Rebelião faz governo prometer novos presídios

A rebelião de presos ocorrida na penitenciária Raimundo Vidal Pessoa, nesta quinta-feira, pelo menos serviu para tornar público o quadro caótico do sistema carcerário do Amazonas. Construída para abrigar apenas 110 presos, a prisão tem hoje 468 detentos.Diante desse quatro, o governador Amazonino Mendes garantiu, nesta sexta-feira à tarde, que o Estado vai se empenhar decididamente no sentido de resolver de vez essa questão de superpopulação carcerária.
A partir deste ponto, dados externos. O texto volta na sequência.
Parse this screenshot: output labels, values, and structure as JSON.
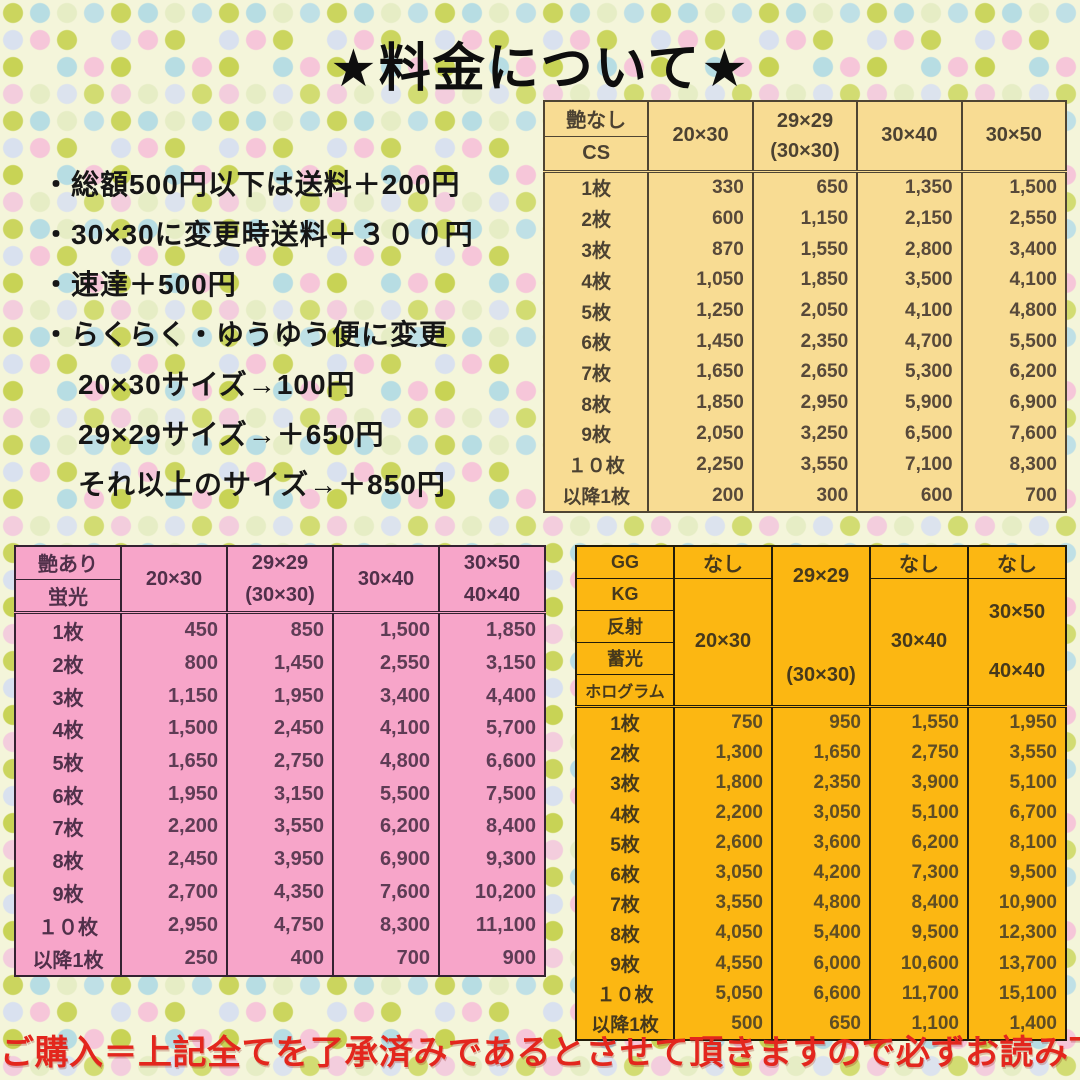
{
  "title": "★料金について★",
  "notes": [
    "・総額500円以下は送料＋200円",
    "・30×30に変更時送料＋３００円",
    "・速達＋500円",
    "・らくらく・ゆうゆう便に変更",
    "20×30サイズ→100円",
    "29×29サイズ→＋650円",
    "それ以上のサイズ→＋850円"
  ],
  "footer": "ご購入＝上記全てを了承済みであるとさせて頂きますので必ずお読み下さい",
  "colors": {
    "background": "#f4f5da",
    "matte_table": "#f8dc93",
    "gloss_table": "#f7a5c9",
    "special_table": "#fcb712",
    "footer_text": "#e3261d",
    "title_text": "#0e0e0e"
  },
  "tables": {
    "matte": {
      "corner": [
        "艶なし",
        "CS"
      ],
      "col_headers": {
        "c1": "20×30",
        "c2a": "29×29",
        "c2b": "(30×30)",
        "c3": "30×40",
        "c4": "30×50"
      },
      "rows": [
        {
          "label": "1枚",
          "values": [
            "330",
            "650",
            "1,350",
            "1,500"
          ]
        },
        {
          "label": "2枚",
          "values": [
            "600",
            "1,150",
            "2,150",
            "2,550"
          ]
        },
        {
          "label": "3枚",
          "values": [
            "870",
            "1,550",
            "2,800",
            "3,400"
          ]
        },
        {
          "label": "4枚",
          "values": [
            "1,050",
            "1,850",
            "3,500",
            "4,100"
          ]
        },
        {
          "label": "5枚",
          "values": [
            "1,250",
            "2,050",
            "4,100",
            "4,800"
          ]
        },
        {
          "label": "6枚",
          "values": [
            "1,450",
            "2,350",
            "4,700",
            "5,500"
          ]
        },
        {
          "label": "7枚",
          "values": [
            "1,650",
            "2,650",
            "5,300",
            "6,200"
          ]
        },
        {
          "label": "8枚",
          "values": [
            "1,850",
            "2,950",
            "5,900",
            "6,900"
          ]
        },
        {
          "label": "9枚",
          "values": [
            "2,050",
            "3,250",
            "6,500",
            "7,600"
          ]
        },
        {
          "label": "１０枚",
          "values": [
            "2,250",
            "3,550",
            "7,100",
            "8,300"
          ]
        },
        {
          "label": "以降1枚",
          "values": [
            "200",
            "300",
            "600",
            "700"
          ]
        }
      ]
    },
    "gloss": {
      "corner": [
        "艶あり",
        "蛍光"
      ],
      "col_headers": {
        "c1": "20×30",
        "c2a": "29×29",
        "c2b": "(30×30)",
        "c3": "30×40",
        "c4a": "30×50",
        "c4b": "40×40"
      },
      "rows": [
        {
          "label": "1枚",
          "values": [
            "450",
            "850",
            "1,500",
            "1,850"
          ]
        },
        {
          "label": "2枚",
          "values": [
            "800",
            "1,450",
            "2,550",
            "3,150"
          ]
        },
        {
          "label": "3枚",
          "values": [
            "1,150",
            "1,950",
            "3,400",
            "4,400"
          ]
        },
        {
          "label": "4枚",
          "values": [
            "1,500",
            "2,450",
            "4,100",
            "5,700"
          ]
        },
        {
          "label": "5枚",
          "values": [
            "1,650",
            "2,750",
            "4,800",
            "6,600"
          ]
        },
        {
          "label": "6枚",
          "values": [
            "1,950",
            "3,150",
            "5,500",
            "7,500"
          ]
        },
        {
          "label": "7枚",
          "values": [
            "2,200",
            "3,550",
            "6,200",
            "8,400"
          ]
        },
        {
          "label": "8枚",
          "values": [
            "2,450",
            "3,950",
            "6,900",
            "9,300"
          ]
        },
        {
          "label": "9枚",
          "values": [
            "2,700",
            "4,350",
            "7,600",
            "10,200"
          ]
        },
        {
          "label": "１０枚",
          "values": [
            "2,950",
            "4,750",
            "8,300",
            "11,100"
          ]
        },
        {
          "label": "以降1枚",
          "values": [
            "250",
            "400",
            "700",
            "900"
          ]
        }
      ]
    },
    "special": {
      "corner": [
        "GG",
        "KG",
        "反射",
        "蓄光",
        "ホログラム"
      ],
      "none_label": "なし",
      "col_headers": {
        "c1": "20×30",
        "c2a": "29×29",
        "c2b": "(30×30)",
        "c3": "30×40",
        "c4a": "30×50",
        "c4b": "40×40"
      },
      "rows": [
        {
          "label": "1枚",
          "values": [
            "750",
            "950",
            "1,550",
            "1,950"
          ]
        },
        {
          "label": "2枚",
          "values": [
            "1,300",
            "1,650",
            "2,750",
            "3,550"
          ]
        },
        {
          "label": "3枚",
          "values": [
            "1,800",
            "2,350",
            "3,900",
            "5,100"
          ]
        },
        {
          "label": "4枚",
          "values": [
            "2,200",
            "3,050",
            "5,100",
            "6,700"
          ]
        },
        {
          "label": "5枚",
          "values": [
            "2,600",
            "3,600",
            "6,200",
            "8,100"
          ]
        },
        {
          "label": "6枚",
          "values": [
            "3,050",
            "4,200",
            "7,300",
            "9,500"
          ]
        },
        {
          "label": "7枚",
          "values": [
            "3,550",
            "4,800",
            "8,400",
            "10,900"
          ]
        },
        {
          "label": "8枚",
          "values": [
            "4,050",
            "5,400",
            "9,500",
            "12,300"
          ]
        },
        {
          "label": "9枚",
          "values": [
            "4,550",
            "6,000",
            "10,600",
            "13,700"
          ]
        },
        {
          "label": "１０枚",
          "values": [
            "5,050",
            "6,600",
            "11,700",
            "15,100"
          ]
        },
        {
          "label": "以降1枚",
          "values": [
            "500",
            "650",
            "1,100",
            "1,400"
          ]
        }
      ]
    }
  }
}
A primeira medida anunciada pelo governador é a construção, da forma mais rápida possível, da Cadeia Pública do Puraquequara, que irá exatamente substituir a penitenciária Vidal Pessoa, onde houve a rebelião.Localizada no bairro do Puraquequara, na periferia de Manaus, a nova penitenciária deve custar cerca de R$ 7 milhões ao Governo do Estado e terá capacidade para 575 presos, entre homens e mulheres. Além disso, Amazonino disse estar investindo outros R$ 6 milhões em cadeias no interior do Estado, nas cidades de Itacoatiara, Parintins, Manacapuru, Tefé, Tabatinga e Humaitá. O Governador disse, também, que pretende gastar mais R$ 2 milhões na construção da ala feminina do complexo penitenciário Anílio Jobim, que abriga atualmente 350 presos considerados de alta periculosidade. Com a ala feminina, a capacidade do presídio aumentará em 70 pessoas.